Helping Catholics take this approach to confession can help them overcome bad experiences or overcome attitudes of fear and shame that burden them. After all, he said, confession is a time to unburden their souls.

 

Inspire, Motivate, Direct

Father Ian VanHeusen, a campus minister at East Carolina University’s Newman Center and parochial vicar at St. Peter’s Catholic Church in Greenville, North Carolina, said one challenge for confession is priests and penitents don’t have “a growth mentality.”

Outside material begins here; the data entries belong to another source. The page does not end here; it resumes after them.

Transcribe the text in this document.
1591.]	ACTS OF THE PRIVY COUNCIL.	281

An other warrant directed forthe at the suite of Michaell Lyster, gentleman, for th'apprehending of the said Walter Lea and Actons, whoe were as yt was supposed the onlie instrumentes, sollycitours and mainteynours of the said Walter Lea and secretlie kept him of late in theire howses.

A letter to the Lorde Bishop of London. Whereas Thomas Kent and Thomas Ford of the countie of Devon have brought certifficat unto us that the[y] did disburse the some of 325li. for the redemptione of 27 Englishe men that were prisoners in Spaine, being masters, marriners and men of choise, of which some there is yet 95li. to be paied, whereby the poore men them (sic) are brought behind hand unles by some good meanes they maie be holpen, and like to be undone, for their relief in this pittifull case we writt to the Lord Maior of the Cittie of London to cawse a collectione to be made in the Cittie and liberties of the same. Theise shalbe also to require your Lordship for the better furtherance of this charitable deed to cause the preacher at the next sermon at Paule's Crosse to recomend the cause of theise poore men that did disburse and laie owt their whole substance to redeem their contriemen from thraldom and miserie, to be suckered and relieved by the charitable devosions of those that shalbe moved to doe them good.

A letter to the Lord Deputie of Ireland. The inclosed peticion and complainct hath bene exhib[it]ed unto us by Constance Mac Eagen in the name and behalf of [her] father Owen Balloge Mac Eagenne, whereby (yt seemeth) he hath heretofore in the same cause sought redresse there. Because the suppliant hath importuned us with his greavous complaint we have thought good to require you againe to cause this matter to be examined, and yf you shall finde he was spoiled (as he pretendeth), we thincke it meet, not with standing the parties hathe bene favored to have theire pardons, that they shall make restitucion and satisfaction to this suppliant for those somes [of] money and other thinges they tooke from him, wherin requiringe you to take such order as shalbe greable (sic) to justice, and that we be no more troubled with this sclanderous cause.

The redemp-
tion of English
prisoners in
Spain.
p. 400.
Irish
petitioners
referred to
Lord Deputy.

Father VanHeusen said the Church’s tradition of ascetical-mystical theology can equip priests with the idea that people grow in stages, what that looks like, and how to practically help people move through those stages.

“With that growth mentality, people are more motivated,” he said. The problem is that it is not required learning in seminary, which means that many priests need to learn it on their own.

One of the frequent challenges he meets is what he calls a “dump confession.” This is where a person is unloading “a lot of emotional baggage” for several minutes, but “they really never confess the sin.”

But that is the point where a priest has to gently walk with the penitent through the Ten Commandments and see where their heart is in relation to each one. Many times, he explained, it is not a mortal sin the person is dealing with, but an experience of spiritual desolation.

In confessions where a person is dealing with mortal sin, ascetical-mystical theology can help a priest discern whether there’s an underlying spiritual or psychological problem or addiction that is really behind the sin that needs to be addressed.

In either case, the spiritual insights of St. Ignatius of Loyola or St. Alphonsus Liguori can help the priest provide the penitent direction.

“All these tools give you a way to help people and to understand what they’re going through,” he said. With regular penitents, confession can be an opportunity to encourage them in spiritual ascent by celebrating little victories with Christ while helping them to rise again after a fall.

“You’ve got to inspire, motivate and direct,” he said.

Father VanHeusen said normally his average confessions take three minutes. He cautioned against priests who drag out confession into a kind of “therapy session” that is 10, 15 or 20 minutes long that “zaps your energy.”

Confession is not a therapy session or a replacement for psychotherapy, even though it can have good effects on one’s mental health.

“I mean, a good therapy session or even a good spiritual-direction session needs about an hour, or at least 45 minutes, sometimes a half-hour, and you just don’t have that for confession,” he said. “One thing that priests should consider is if there’s a longer conversation that needs to happen, I direct them to schedule an appointment outside of confession.”

And until the coronavirus pandemic subsides, those conversations will take place with appropriate social distance.

 

Peter Jesserer Smith is a Register staff writer.